Much of this work attempted to assign numbers to these impacts: Minnesota’s annual Brainerd Jaycees Ice Fishing Extravaganza brings in an estimated US$1 million per year, for example. And the opening of ice roads in northern Canada have been delayed by as much as three weeks, which tightens the time window within which residents can use the routes for inexpensive travel to see loved ones and get items they need.
But the study also notes that “many human uses related to lake and river ice, such as a loss of sense of place, are more difficult to evaluate empirically and to assign a dollar value.”
Though icy winters are part of Canada’s cultural identity, Sharma said, we have to start thinking about our sense of place in the world will shift along with the climate.
Skating on the Rideau Canal may become rare. And festivals like the Quebec City Winter Carnival may change, too, as the cold months become warmer.
Life in Canada and abroad is intertwined with ice. But the loss of winter could alter our traditions and livelihoods, a new study has found.
“Tobogganing was a big part of (my generation’s) childhood, and it's something that isn't as common anymore. So even in southwestern Ontario, and in Toronto, we're experiencing this loss of winter,” Sharma said.
“I think it means something different for different people. There's this emotional loss, but this also translates to cultural losses.”
Ice traditions have documented centuries of climate change
In some cases, the researchers found historical records of ice-reliant traditions stretching back centuries before the industrial revolution, when humans began emitting huge amounts of carbon.

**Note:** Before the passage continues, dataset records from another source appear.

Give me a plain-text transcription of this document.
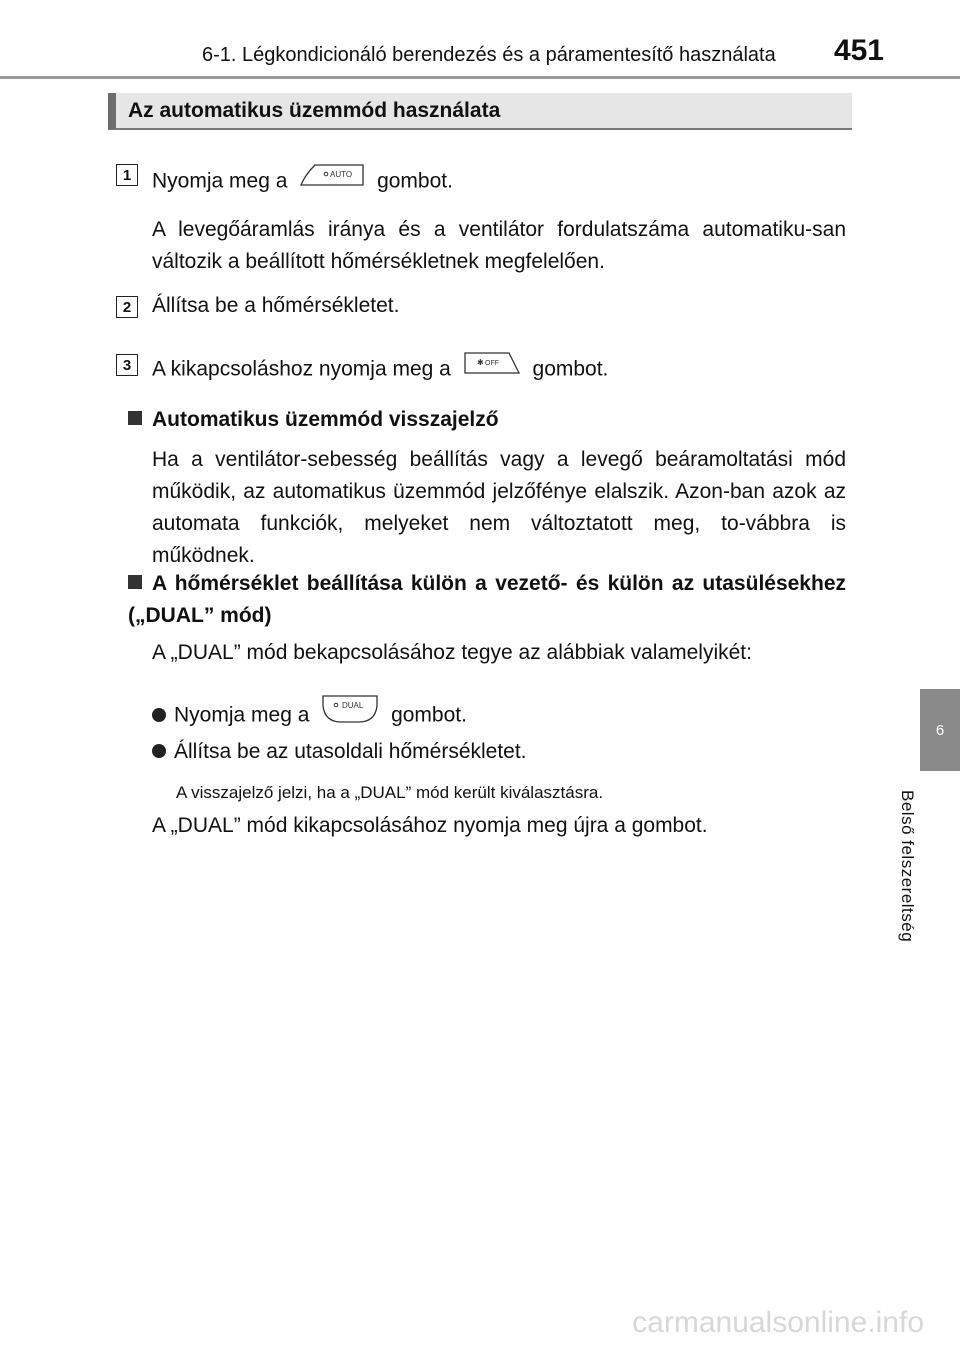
6-1. Légkondicionáló berendezés és a páramentesítő használata 451
6
Belső felszereltség
Az automatikus üzemmód használata
1 Nyomja meg a	AUTO gombot.
A levegőáramlás iránya és a ventilátor fordulatszáma automatiku-san változik a beállított hőmérsékletnek megfelelően.
2 Állítsa be a hőmérsékletet.
3 A kikapcsoláshoz nyomja meg a	✱ OFF gombot.
Automatikus üzemmód visszajelző
Ha a ventilátor-sebesség beállítás vagy a levegő beáramoltatási mód működik, az automatikus üzemmód jelzőfénye elalszik. Azon-ban azok az automata funkciók, melyeket nem változtatott meg, to-vábbra is működnek.
A hőmérséklet beállítása külön a vezető- és külön az utasülésekhez („DUAL” mód)
A „DUAL” mód bekapcsolásához tegye az alábbiak valamelyikét:
Nyomja meg a	DUAL gombot.
Állítsa be az utasoldali hőmérsékletet.
A visszajelző jelzi, ha a „DUAL” mód került kiválasztásra.
A „DUAL” mód kikapcsolásához nyomja meg újra a gombot.
carmanualsonline.info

The Shinto ceremony was one example, with documentation of ice cover on Lake Suwa, in central Japan, starting in 1443. The archive was updated and maintained by generations of Shinto priests, who documented the formation of an ice ridge that legend says is formed by the footsteps of one god crossing the lake to visit another.
This used to happen nearly every year — the formation of the ridge was a signal to begin a process to purify minds, bodies and homes. For the first 250 years of record-keeping, there were only three years where Lake Suwa didn’t freeze. But since 1989, the lake has failed to freeze 21 times.
“We have a really long track record that can really tell us about how climate is changing and how rapidly it's changing,” Sharma said.
“(Lake Suwa) is perfect example of a tradition that may be lost in the coming decade,” said Sharma.